Leam knotted his cravat. “Less than a fortnight off the job and already losing your edge? You were introduced to her at Pembroke’s ball last spring.”

Yale’s face sobered. “Athena?”

“She goes by Marie Antoine now, apparently.”

The Welshman stood and headed for the door. “Well, I shall be off and away before les belles bestir themselves for breakfast.”

“Two feet of snow on the ground.” If Leam could bear to abuse his animals so, he would saddle his horse and take Bella and Hermes to the road without delay. But he could not. He was well trapped hundreds of miles from where he ought to be two days hence. “Where do you expect to go?”

“I shall dig a trench to the dock, purloin a punt, and once at the river’s mouth cast mine eyes to the sea in search of a tardy privateer.”

“Wyn.”

“Leam?”

“Behave yourself.”

The younger man bowed with a flourish. Save for snowy linens, he wore all black, his single honest affectation. “As ever, my lord.”

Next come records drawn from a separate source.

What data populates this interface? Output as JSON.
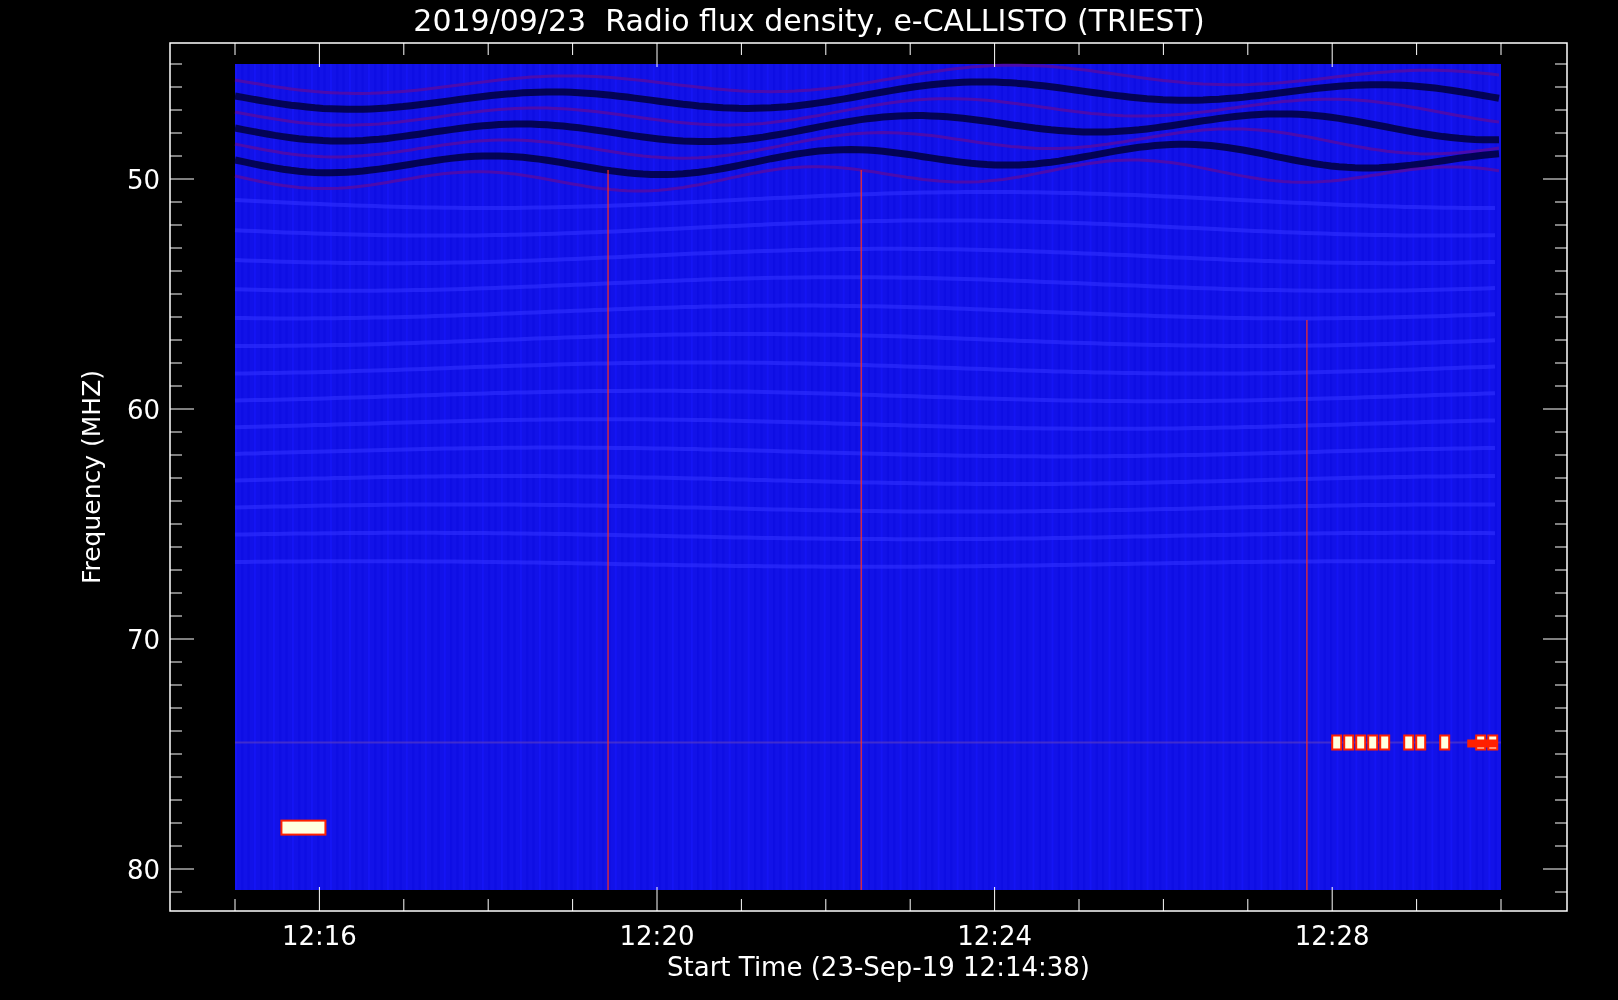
{
  "title": "2019/09/23  Radio flux density, e-CALLISTO (TRIEST)",
  "ylabel": "Frequency (MHZ)",
  "xlabel": "Start Time (23-Sep-19 12:14:38)",
  "xticks": [
    "12:16",
    "12:20",
    "12:24",
    "12:28"
  ],
  "yticks": [
    "50",
    "60",
    "70",
    "80"
  ]
}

Leam tugged his coat over his shoulders, leaving it unbuttoned. Trapped in an inn with a pair of ladies who moved in the highest circles, he could not yet fully divest himself of the court jester; his public persona was too well-known. At home there would be fewer encounters with the existence he had led for half a decade. There he could dress and behave as he pleased. He would not go to Edinburgh. He had no reason to see others, and sufficient work on his estate to keep him there. He had neglected it for too long already, and not only the estate.

He slipped a knife into the slit sewn into his sleeve at the wrist. Company had followed on the road the previous day. But each time they stopped to water the horses, the path had been empty and no one caught them up. Someone was following at a discreet distance.

The inn’s ground floor was no more than a rustic ale room, set now for breakfast. Sounds stirred in the kitchen behind a door, the clinking of dishes and the continuous limp scold of the innkeeper’s wife to her lord and master. The aroma of coffee tinted the fire-warmed air.

Lady Emily sat in a chair before the hearth, a book between her hands and a pair of spectacles perched atop the bridge of her nose. She glanced up with an abstracted squint.

“Good morning, my lord.”

“Guid morning, ma’am.”

“Breakfast is to be served shortly. Eggs and little else, I believe.” Brow furrowed, she returned her attention to her page.

Leam went around beneath the stair to the rear foyer. On hooks hung two ladies’ cloaks, his own overcoat, and several others of lesser quality. The exit let onto the yard behind the inn, and Leam had not yet investigated it in the light of day. But danger rarely entered through the front door.

The heavy wooden panel, bloated with damp, stuck. He nudged it with his boot and it jerked open.

Lady Katherine Savege, standing on the tiny covered porch, swung about, slipped, and tumbled forward.